- Cryptographic devices leak timing and power consumption information that is easily measurable, radiation of various levels, and more. Such devices also have additional inputs, other than plaintext and keys, like voltage, which can be modified to force the device to produce certain faulty outputs that can be used to reveal the secret key. Side-channel cryptanalysis uses the information that leaks through one or more side channels of a cryptographic system to obtain secret information.
The initial focus of side-channel research was on smart card security. There are two main reasons why smart cards were the first type of devices that was analyzed extensively from the side-channel point of view. Smart cards store secret values inside the card and they are especially designed to protect and process these secret values. Therefore, there is a serious financial gain involved in cracking
smart cards, as well as, analyzing them and developing more secure smart card technologies. The recent promises from Trusted Computing community indicate
the security assurance of storing such secret values in PC platforms, c.f. .
These promises have made the side-channel analysis of PC platforms as desirable as that of smart cards.
The second reason of the high attention to side-channel analysis of smart cards is due to the ease of applying such attacks to them.
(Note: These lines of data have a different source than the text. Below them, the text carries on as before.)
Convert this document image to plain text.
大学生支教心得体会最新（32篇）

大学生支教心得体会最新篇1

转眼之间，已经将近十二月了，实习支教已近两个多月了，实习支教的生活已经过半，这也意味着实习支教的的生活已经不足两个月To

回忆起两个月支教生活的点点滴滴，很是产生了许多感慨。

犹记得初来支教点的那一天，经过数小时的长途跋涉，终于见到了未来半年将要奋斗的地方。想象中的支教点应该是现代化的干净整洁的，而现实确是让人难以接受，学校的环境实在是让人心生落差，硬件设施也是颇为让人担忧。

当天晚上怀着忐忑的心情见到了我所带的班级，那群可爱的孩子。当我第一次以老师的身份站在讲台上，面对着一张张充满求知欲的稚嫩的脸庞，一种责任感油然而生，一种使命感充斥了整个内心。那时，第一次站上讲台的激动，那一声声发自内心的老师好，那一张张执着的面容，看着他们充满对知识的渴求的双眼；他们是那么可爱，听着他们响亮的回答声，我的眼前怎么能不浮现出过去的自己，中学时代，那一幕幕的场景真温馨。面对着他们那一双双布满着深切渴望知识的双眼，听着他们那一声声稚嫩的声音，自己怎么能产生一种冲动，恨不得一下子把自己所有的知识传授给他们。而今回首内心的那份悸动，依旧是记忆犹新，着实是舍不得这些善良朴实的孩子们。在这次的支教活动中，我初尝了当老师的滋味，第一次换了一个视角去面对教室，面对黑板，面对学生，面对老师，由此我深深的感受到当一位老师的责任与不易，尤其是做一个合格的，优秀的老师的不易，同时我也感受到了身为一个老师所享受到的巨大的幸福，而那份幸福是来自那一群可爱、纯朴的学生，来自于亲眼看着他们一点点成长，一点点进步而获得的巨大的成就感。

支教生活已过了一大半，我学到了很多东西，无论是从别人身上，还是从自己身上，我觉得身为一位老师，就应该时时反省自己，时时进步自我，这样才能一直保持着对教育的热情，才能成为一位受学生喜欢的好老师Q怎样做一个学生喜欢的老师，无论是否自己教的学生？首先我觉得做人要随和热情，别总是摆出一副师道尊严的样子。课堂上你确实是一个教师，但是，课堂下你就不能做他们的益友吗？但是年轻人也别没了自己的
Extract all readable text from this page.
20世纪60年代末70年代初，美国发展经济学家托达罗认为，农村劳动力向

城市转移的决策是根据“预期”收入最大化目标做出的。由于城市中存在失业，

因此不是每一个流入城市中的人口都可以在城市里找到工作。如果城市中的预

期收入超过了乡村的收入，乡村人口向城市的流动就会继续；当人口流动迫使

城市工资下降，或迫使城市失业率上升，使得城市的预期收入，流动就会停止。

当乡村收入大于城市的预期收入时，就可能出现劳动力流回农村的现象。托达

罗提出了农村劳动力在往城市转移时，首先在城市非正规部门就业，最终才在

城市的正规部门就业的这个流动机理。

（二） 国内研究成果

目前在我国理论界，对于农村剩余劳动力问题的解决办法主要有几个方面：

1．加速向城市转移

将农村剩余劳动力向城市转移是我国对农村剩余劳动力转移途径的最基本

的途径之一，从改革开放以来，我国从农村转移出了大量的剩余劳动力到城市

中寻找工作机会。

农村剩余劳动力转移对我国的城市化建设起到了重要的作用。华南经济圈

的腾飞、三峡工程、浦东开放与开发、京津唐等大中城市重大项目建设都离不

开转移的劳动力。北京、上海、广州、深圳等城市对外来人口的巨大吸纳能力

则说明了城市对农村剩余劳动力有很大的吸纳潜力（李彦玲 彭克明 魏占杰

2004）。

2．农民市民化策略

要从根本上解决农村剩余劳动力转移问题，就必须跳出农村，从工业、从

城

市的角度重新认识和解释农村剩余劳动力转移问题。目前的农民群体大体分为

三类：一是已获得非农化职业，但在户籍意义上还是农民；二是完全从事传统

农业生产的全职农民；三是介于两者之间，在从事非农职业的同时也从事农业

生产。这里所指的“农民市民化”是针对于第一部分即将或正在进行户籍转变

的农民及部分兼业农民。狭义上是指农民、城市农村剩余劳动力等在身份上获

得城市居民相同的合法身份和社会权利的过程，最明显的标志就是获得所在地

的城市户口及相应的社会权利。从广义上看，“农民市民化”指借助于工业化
The measurements of side-channel information on smart cards are almost “noiseless”, which makes such attacks very practical. On the other hand, there are many factors that affect such measurements on real commodity computer systems. These factors create noise, and therefore it is much more difficult to develop and perform successful attacks on such “real” computers within our daily life. Thus, until very recently the vulnerability of systems even running on servers was not “really” considered to be harmful by such side-channel attacks. This was changed with the work of Brumley and Boneh, c.f. , who demonstrated a remote timing attack over a local network.
Because of the above reasons, we have seen an increased research effort on the security analysis of the daily life PC platforms from the side-channel point of view. Here, it has been especially shown that the functionality of the common components of processor architectures creates an indisputable security risk, c.f. [1, 2, 5, 14, 73, 80], which comes in different forms.
In this thesis, we focus on side-channel cryptanalysis of cryptosystems on commodity computer platforms. Especially, we analyze two main CPU components, cache and branch prediction unit, from side-channel point of view. We show that the functionalities of these two components create very serious security risks in software systems, especially in software based cryptosystems.